If you'd rather use 2D dimensional drawings to laser cut, hand craft, or mill your case, use this .svg file linked below.
The key plate should be made from 1.5mm material, while the top and bottom can be whatever you like so long as you have the standoffs and screws needed. I made the top and bottom of my case from 3mm acrylic.
Solder the Pico
To begin, solder the Pico to the PCB. Heat up the joint between the two boards and then flow solder in, making sure to keep the boards aligned while soldering the first corner.
Solder all four corners and then work your way through the rest of the pads.
Test the Joints
Once the boards are soldered, use a multimeter in continuity mode to check the connections between each GPIO pin and its associated keyswitch.
It's a good idea to also double check that there are no shorts between ground and power pins.
The switch plate holds all of the keyswitches in places so they are stable and well aligned. Relying on the soldered pins and plastic pegs alone is definitely possible, but tends to lead to misalignment and wobbliness.
Add Switches to Plate
You'll need to push the keyswitches through the switchplate before mounting and soldering them to the PCB.
Orient the plate with the Pico cutout on the left and the reset switch cutout in the proper upper position.
Orient the keyswitches to match the PCB -- pins at the bottom.
Push the keyswitches through from the top of the plate, being sure they click satisfyingly into place. Careful about applying too much force to the acrylic or it can break.
Before proceeding, place the four M3 screws into the PCB mounting holes as shown.
These mount the PCB to the case bottom.
Seat the Switches
Carefully inspect each switch leg to make sure they are all straight. It's crucial to the next step that none of them are bent, or they won't seat properly in to the holes.
Align the switches with the PCB from the top and push all of the switches into place. Take it slowly and make sure none of the legs bend! You can use a thin pick/probe to help them along if needed.
If you have issues with a particular switch, squeeze its retention tabs and pull it from the plate, then adjust the pins and re-seat it.
Solder the Switches
Flip the board over and start soldering! Make sure you have a clean, hot iron, a ventilation fan, and some good quality solder.
Squeeze the key toward the PCB as you solder the first few switches to make sure they're fully seated (I did the four corner switches first).
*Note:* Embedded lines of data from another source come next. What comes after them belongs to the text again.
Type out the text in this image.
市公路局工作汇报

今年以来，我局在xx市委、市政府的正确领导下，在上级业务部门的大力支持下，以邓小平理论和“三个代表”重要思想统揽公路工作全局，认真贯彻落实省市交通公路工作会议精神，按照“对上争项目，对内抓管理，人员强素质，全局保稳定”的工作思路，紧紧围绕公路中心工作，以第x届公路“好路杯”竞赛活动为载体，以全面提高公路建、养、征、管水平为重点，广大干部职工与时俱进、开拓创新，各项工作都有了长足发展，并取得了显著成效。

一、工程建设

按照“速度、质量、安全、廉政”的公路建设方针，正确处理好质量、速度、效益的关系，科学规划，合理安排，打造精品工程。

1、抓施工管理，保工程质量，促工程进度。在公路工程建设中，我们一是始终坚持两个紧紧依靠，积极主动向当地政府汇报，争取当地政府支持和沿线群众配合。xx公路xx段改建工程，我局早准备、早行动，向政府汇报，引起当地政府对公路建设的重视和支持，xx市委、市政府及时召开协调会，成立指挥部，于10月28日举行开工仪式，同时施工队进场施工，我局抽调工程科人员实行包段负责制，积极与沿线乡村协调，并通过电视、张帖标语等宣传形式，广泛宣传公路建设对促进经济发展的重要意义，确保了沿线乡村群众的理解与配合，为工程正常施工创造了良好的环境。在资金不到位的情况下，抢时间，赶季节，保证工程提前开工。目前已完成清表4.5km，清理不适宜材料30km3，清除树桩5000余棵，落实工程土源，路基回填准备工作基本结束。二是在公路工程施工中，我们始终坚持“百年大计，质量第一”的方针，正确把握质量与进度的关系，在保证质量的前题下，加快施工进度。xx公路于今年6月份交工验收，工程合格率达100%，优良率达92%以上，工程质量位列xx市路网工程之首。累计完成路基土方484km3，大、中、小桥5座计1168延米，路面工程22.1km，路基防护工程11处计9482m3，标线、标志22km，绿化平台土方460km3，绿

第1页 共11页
After that the switchplate should assist you in keeping things level and snug.
Make your way through all 42 solder joints like a boss.
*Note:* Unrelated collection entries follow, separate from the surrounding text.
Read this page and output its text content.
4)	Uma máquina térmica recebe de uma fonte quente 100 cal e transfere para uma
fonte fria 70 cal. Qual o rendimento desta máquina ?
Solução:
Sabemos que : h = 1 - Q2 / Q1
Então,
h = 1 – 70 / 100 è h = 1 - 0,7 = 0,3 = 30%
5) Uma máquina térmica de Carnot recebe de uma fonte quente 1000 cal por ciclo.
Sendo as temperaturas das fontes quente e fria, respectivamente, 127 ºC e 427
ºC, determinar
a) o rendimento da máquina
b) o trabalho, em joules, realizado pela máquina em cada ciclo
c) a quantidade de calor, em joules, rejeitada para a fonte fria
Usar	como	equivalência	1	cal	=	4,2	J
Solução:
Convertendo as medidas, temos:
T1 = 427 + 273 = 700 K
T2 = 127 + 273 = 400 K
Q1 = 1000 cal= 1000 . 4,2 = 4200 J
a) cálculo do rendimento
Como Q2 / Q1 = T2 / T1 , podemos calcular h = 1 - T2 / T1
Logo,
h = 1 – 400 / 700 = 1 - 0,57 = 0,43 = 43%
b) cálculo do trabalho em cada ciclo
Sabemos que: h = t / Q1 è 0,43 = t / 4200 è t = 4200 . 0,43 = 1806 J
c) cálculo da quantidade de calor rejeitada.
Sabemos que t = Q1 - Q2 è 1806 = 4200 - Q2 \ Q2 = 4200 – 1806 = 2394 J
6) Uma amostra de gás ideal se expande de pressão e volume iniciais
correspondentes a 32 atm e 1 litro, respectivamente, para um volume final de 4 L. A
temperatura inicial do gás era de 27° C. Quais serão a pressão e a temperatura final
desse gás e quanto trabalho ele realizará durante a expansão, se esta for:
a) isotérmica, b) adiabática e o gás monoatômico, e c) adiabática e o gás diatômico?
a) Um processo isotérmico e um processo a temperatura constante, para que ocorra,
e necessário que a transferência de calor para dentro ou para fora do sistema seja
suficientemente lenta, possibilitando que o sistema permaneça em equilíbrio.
This is a great time to test your work, before enclosing the keyboard in a case.
Plug in the Pico over USB and try out each key by typing into a text editor, or just watching the serial output of your code editor.
With the functional parts of the keyboard built and tested, you now get to add the keycaps and case. Such fun!
First, the laser/milled style case, then the 3D one.
Laser Case Bottom
Use the M3 screws and nuts to affix the PCB to the case bottom.
The patterns in the base allow for the keyswitch posts and soldered pin legs clearance for a nice flush fit against the PCB.
Laser Case Top
Add the four M2.5 x 16mm brass standoffs to the four corners, tightening the nuts from the bottom.
Place six rubber feet under the base as well.
Screw the case top onto the standoffs from above using M2.5 x 6mm nylon screws.
If you'd like to 3D print a middle section for this version of the case, use the file attached below.
3D Base Attachment
Place the PCB into the base, alining the M3 screws you added earlier to the holes in the base.
Use the nylon nuts to fasten them.
3D Case Top
Place the case top onto the bottom -- there are alignment posts to make it fit neatly.
Screw in the four M2.5 x 16mm screws from the top (or bottom, your choice). No nuts are needed, the screws will self tap into the plastic.